Dullaart RP1, van Doormaal JJ, Hoogenberg K, Sluiter WJ.
Author information
Abstract
BACKGROUND:
Increases in plasma low-density-lipoprotein (LDL) cholesterol and apolipoprotein B (apo-B) are well known in primary hypothyroidism, but it is uncertain whether thyroid dysfunction is associated with elevated levels of the atherogenic lipoprotein (a) (Lp(a)).
METHODS:
The effect of short-term hypothyroidism on plasma Lp(a) was studied in 14 patients who had undergone a total thyroidectomy because of a well-differentiated thyroid carcinoma. They were studied 2 weeks after withdrawal of triiodothyronine (T3) therapy and 7 (5-9) weeks after resumption of T3 treatment (75-100 micrograms T3 daily). Fourteen euthyroid subjects served as controls.
RESULTS:
In the hypothyroid phase the athyreotic patients had higher levels of Lp(a) (105 [12-536] vs. 42 [1-321] mg/l, p < 0.05), apo-B (p < 0.001) and LDL cholesterol (p < 0.001) as compared with the euthyroid control subjects. T3 therapy lowered Lp(a) by 29% to 50 (12-535) mg/l, p < 0.01. Apo B and LDL cholesterol fell by 42% (p < 0.001) and by 53% (p < 0.001), respectively. After resumption of T3 therapy the levels of Lp(a), apo-B and LDL cholesterol were not different from those of the control subjects.

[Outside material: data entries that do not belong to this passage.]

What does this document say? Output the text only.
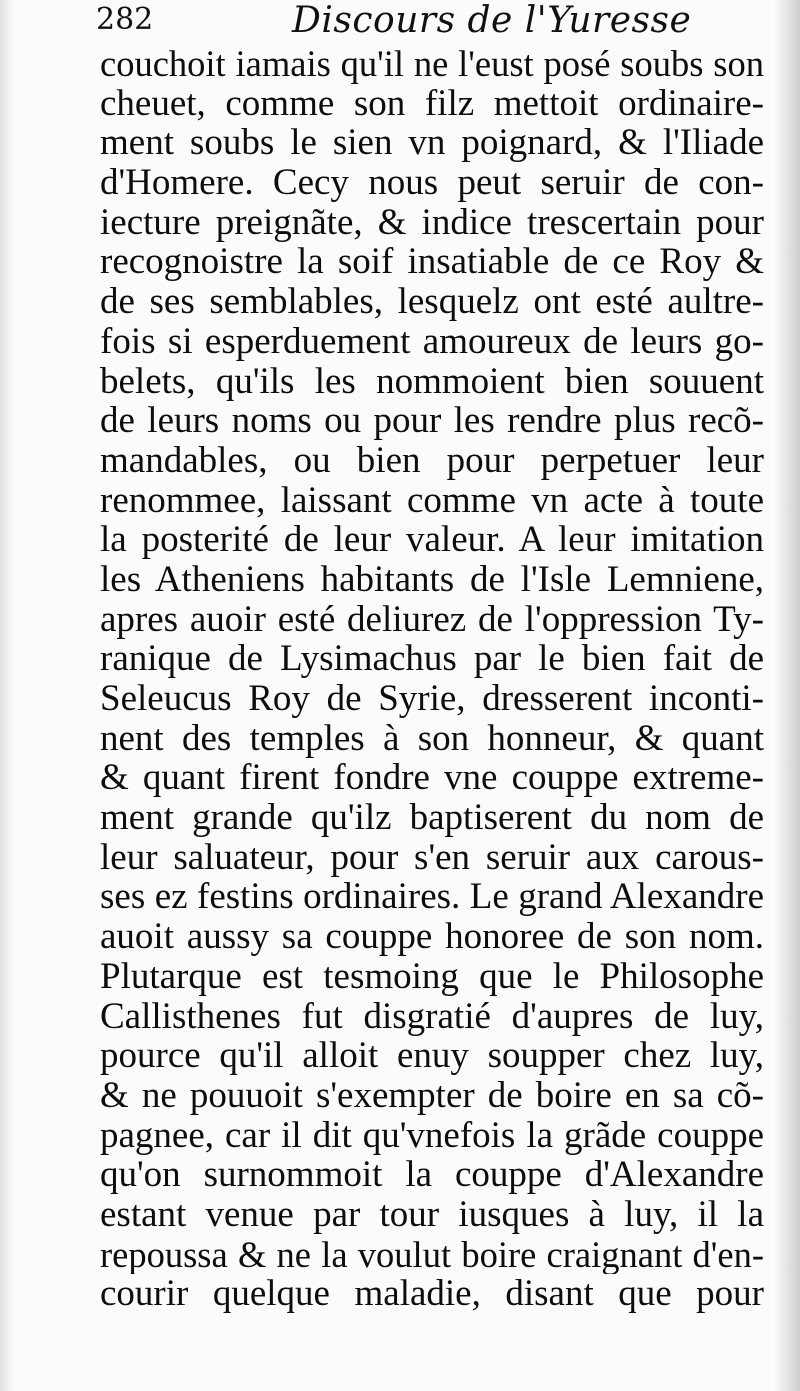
282	Discours de l'Yuresse
couchoit iamais qu'il ne l'eust posé soubs son
cheuet, comme son filz mettoit ordinaire-
ment soubs le sien vn poignard, & l'Iliade
d'Homere. Cecy nous peut seruir de con-
iecture preignãte, & indice trescertain pour
recognoistre la soif insatiable de ce Roy &
de ses semblables, lesquelz ont esté aultre-
fois si esperduement amoureux de leurs go-
belets, qu'ils les nommoient bien souuent
de leurs noms ou pour les rendre plus recõ-
mandables, ou bien pour perpetuer leur
renommee, laissant comme vn acte à toute
la posterité de leur valeur. A leur imitation
les Atheniens habitants de l'Isle Lemniene,
apres auoir esté deliurez de l'oppression Ty-
ranique de Lysimachus par le bien fait de
Seleucus Roy de Syrie, dresserent inconti-
nent des temples à son honneur, & quant
& quant firent fondre vne couppe extreme-
ment grande qu'ilz baptiserent du nom de
leur saluateur, pour s'en seruir aux carous-
ses ez festins ordinaires. Le grand Alexandre
auoit aussy sa couppe honoree de son nom.
Plutarque est tesmoing que le Philosophe
Callisthenes fut disgratié d'aupres de luy,
pource qu'il alloit enuy soupper chez luy,
& ne pouuoit s'exempter de boire en sa cõ-
pagnee, car il dit qu'vnefois la grãde couppe
qu'on surnommoit la couppe d'Alexandre
estant venue par tour iusques à luy, il la
repoussa & ne la voulut boire craignant d'en-
courir quelque maladie, disant que pour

The mean percentual decreases in Lp(a) and in apo-B were similar, although the individual changes in Lp(a) were more variable.
CONCLUSIONS:
Short-term hypothyroidism increases plasma Lp(a) and T3 therapy rapidly lowers Lp(a) together with apo-B and LDL cholesterol. Our findings support the hypothesis that thyroid hormone regulates plasma Lp(a) and apo-B in a parallel manner. Elevated concentrations of Lp(a) in combination with LDL cholesterol may be involved in the increased risk of cardiovascular disease assumed to be associated with hypothyroidism.